Identification Strategy
Not an identification paper. Takes randomized experimental design as given and asks how PAPs should be scoped. Argues for moderation: PAPs are valuable for constraining specification search and selective reporting (protecting the credibility of confirmatory tests), but overly rigid or exhaustive plans are costly and can suppress legitimate, data-driven learning and exploratory analysis. Distinguishes confirmatory analyses (which a PAP should bind tightly) from exploratory ones (which it should leave open and label as such), and discusses what registries can and cannot enforce.
Key Assumptions
n/a — theoretical/normative methodological piece. Presumes the researcher-degrees-of-freedom problem the Pre-Analysis-Plan is designed to mitigate.
Threats to Validity
n/a — theoretical contribution. Identifies failure modes of PAP practice: over-specification, false comfort, and crowding out of valuable exploration; versus under-use that leaves p-hacking unchecked.
Setting / Data
n/a — theoretical, with reference to the AEA RCT Registry and economics experimental practice.
Key Claims
- PAPs meaningfully bind only confirmatory hypothesis tests; exploratory work should be pre-labelled as such rather than forced into the plan.

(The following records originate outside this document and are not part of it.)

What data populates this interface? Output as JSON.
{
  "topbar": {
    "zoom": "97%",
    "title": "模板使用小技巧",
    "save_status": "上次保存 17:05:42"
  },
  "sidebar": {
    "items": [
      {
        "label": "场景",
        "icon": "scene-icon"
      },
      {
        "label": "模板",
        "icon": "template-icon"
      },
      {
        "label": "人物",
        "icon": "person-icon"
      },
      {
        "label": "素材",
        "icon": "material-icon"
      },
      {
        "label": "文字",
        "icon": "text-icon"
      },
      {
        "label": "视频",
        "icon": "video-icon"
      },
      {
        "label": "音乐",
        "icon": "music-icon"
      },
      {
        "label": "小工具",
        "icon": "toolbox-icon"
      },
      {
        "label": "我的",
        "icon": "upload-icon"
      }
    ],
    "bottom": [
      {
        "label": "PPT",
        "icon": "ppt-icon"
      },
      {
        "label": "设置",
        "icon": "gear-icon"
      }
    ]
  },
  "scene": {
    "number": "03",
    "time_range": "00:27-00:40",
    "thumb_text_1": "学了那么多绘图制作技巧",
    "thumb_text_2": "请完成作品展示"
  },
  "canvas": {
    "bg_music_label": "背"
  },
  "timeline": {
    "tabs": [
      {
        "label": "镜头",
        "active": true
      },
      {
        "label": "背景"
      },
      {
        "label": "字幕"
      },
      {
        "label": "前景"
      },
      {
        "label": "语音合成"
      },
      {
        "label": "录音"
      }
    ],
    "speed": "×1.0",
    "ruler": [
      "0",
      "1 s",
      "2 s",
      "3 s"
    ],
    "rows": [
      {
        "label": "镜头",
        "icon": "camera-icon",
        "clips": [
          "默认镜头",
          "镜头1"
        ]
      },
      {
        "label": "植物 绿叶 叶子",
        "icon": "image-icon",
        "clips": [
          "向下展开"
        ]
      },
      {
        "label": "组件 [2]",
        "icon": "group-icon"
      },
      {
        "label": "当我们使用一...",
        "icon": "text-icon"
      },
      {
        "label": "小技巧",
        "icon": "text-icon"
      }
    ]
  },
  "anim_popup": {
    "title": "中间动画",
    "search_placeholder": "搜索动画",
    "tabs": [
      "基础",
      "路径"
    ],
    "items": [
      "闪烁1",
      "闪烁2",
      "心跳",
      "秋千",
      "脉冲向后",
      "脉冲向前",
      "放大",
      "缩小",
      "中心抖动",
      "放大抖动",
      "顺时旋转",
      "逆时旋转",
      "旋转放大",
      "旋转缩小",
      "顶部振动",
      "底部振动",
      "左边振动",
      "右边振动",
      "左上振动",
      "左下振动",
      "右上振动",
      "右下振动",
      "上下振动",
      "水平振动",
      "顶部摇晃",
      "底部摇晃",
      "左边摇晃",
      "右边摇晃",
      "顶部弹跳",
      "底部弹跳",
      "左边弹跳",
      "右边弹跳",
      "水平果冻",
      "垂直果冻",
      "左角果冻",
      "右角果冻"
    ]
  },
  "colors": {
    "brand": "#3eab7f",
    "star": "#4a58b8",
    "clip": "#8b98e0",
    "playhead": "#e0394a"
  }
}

- Excessively detailed PAPs are costly and can reduce, not increase, the scientific value of a study.
- Registration plus a moderately scoped PAP is the practical optimum.
Connections
- Develops the Pre-Analysis-Plan concept; situated within the transparency agenda of ChristensenMiguel2018-TransparencyReproducibility.
- Concerns the conduct of RCTs analysed in AtheyImbens2017-EconometricsOfRandomizedExperiments. See also RCT
Citation
Duflo, E., Banerjee, A., Finkelstein, A., Katz, L. F., Olken, B. A., & Sautmann, A. (2020). In Praise of Moderation: Suggestions for the Scope and Use of Pre-Analysis Plans for RCTs in Economics. NBER Working Paper No. 26993.